Quella pioggia era aumentata ancora di più sentendosi le gocce abbattersi contro il cuore dell’italiano che sostava sotto una pensilina degli autobus, senza una meta. Avrebbe aspettato il primo autobus per allontanarsi da lì ed evitare di spaccare qualche palo della luce a suon di cazzotti. Quell’idiota! Non aveva ancora capito cosa comportasse stare con lui? A quanta gelosia avrebbe dovuto assistere? Ma non demordeva quel bastardo! Continuava insistentemente a stare con lui, continuamente come se volesse dargli fastidio, ma in realtà si ficcava nei guai da solo stando con una persona come lui. Romano era piccioso, orgoglioso e completamente pieno di sé, maschera di cristallo che portava dalla tenera età di dieci anni per pura convenienza e che però non aveva imparato a togliere nel momento giusto, e alla fine, sapeva benissimo anche il giovane Vargas, che si sarebbe rotta in mille pezzi in un pianto amaro come quello che stava consumando in silenzio sperando che quella fottutissima pioggia potesse essergli almeno parzialmente amica, nascondere quel suo dolore così vergognoso e colmo di pena che trasudava. Che assoluta vergogna per uno come Romano. La sua valanga di pensieri comunque, venne interrotta dallo squillare insistente del telefono che trillava nella sua tracolla. Sospirò prendendo il cellulare notando che era il numero di Antonio. Quel bastardo! Lo sapeva che sarebbe tornato strisciando. Sospirò guardando fuori guardando la pioggia cadere. Ma in fondo Romano non aspettava altro che quella telefonata da parte dello spagnolo, e quindi per ché non rispondere?

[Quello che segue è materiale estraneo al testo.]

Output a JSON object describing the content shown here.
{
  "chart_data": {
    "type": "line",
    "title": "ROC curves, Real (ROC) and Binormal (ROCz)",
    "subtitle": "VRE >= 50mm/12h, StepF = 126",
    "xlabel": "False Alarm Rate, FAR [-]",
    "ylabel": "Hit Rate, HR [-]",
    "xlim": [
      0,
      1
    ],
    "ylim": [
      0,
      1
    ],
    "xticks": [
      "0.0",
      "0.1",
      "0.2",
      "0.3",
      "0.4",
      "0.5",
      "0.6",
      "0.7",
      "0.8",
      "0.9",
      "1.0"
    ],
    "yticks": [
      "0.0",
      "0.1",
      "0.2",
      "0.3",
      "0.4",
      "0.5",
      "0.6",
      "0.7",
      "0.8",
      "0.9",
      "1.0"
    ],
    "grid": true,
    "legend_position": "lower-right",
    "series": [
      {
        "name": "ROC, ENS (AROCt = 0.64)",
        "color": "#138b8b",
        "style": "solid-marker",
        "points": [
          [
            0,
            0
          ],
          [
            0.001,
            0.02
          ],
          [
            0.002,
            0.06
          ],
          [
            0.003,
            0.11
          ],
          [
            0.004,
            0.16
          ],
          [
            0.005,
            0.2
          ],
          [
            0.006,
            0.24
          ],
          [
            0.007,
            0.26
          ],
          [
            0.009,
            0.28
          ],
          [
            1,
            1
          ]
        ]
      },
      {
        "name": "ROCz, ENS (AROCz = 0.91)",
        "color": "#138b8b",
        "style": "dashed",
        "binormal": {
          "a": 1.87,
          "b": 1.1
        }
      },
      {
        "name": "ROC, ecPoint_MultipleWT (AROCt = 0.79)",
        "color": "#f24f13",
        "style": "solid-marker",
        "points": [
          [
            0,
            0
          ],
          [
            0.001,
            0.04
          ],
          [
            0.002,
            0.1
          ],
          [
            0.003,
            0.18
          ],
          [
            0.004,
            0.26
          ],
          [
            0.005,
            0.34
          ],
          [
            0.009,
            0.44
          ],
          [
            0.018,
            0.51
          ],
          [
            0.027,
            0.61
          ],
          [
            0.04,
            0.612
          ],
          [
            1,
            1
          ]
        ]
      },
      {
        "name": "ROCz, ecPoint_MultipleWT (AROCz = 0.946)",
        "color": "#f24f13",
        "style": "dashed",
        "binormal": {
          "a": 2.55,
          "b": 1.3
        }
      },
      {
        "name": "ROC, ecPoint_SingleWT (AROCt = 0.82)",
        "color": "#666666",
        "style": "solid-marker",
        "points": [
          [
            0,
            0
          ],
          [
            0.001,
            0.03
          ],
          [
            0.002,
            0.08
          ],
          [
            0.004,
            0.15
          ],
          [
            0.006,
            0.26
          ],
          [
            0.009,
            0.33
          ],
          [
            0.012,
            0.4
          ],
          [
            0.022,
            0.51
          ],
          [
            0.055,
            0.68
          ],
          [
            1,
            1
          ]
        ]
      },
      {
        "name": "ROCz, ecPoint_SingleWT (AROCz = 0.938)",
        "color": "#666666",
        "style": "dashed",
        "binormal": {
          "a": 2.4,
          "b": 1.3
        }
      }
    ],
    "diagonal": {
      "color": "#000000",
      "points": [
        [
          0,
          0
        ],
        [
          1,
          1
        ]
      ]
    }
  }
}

Perché farsi tutti quei problemi per una semplice chiamata, Romano aveva avuto quello che voleva, e cioè sottomettere totalmente lo straniero ai suoi capricci.
-Pronto?-
Il tono era scassato, completamente nervoso, sicuro che fosse lo spagnolo e che potesse prendersela tranquillamente lui, ma subito la voce sconosciuta lo fece avvampare completamente paonazzo ed imbarazzato.
-Sì … Salve. Lei è Romano Vargas? –
-Sì. -
La voce dall’altra parte esitò un momento completamente senza parole dato che era comunque una pessima notizia da dare ad un persona che sembrava evidentemente molto vicina a lui.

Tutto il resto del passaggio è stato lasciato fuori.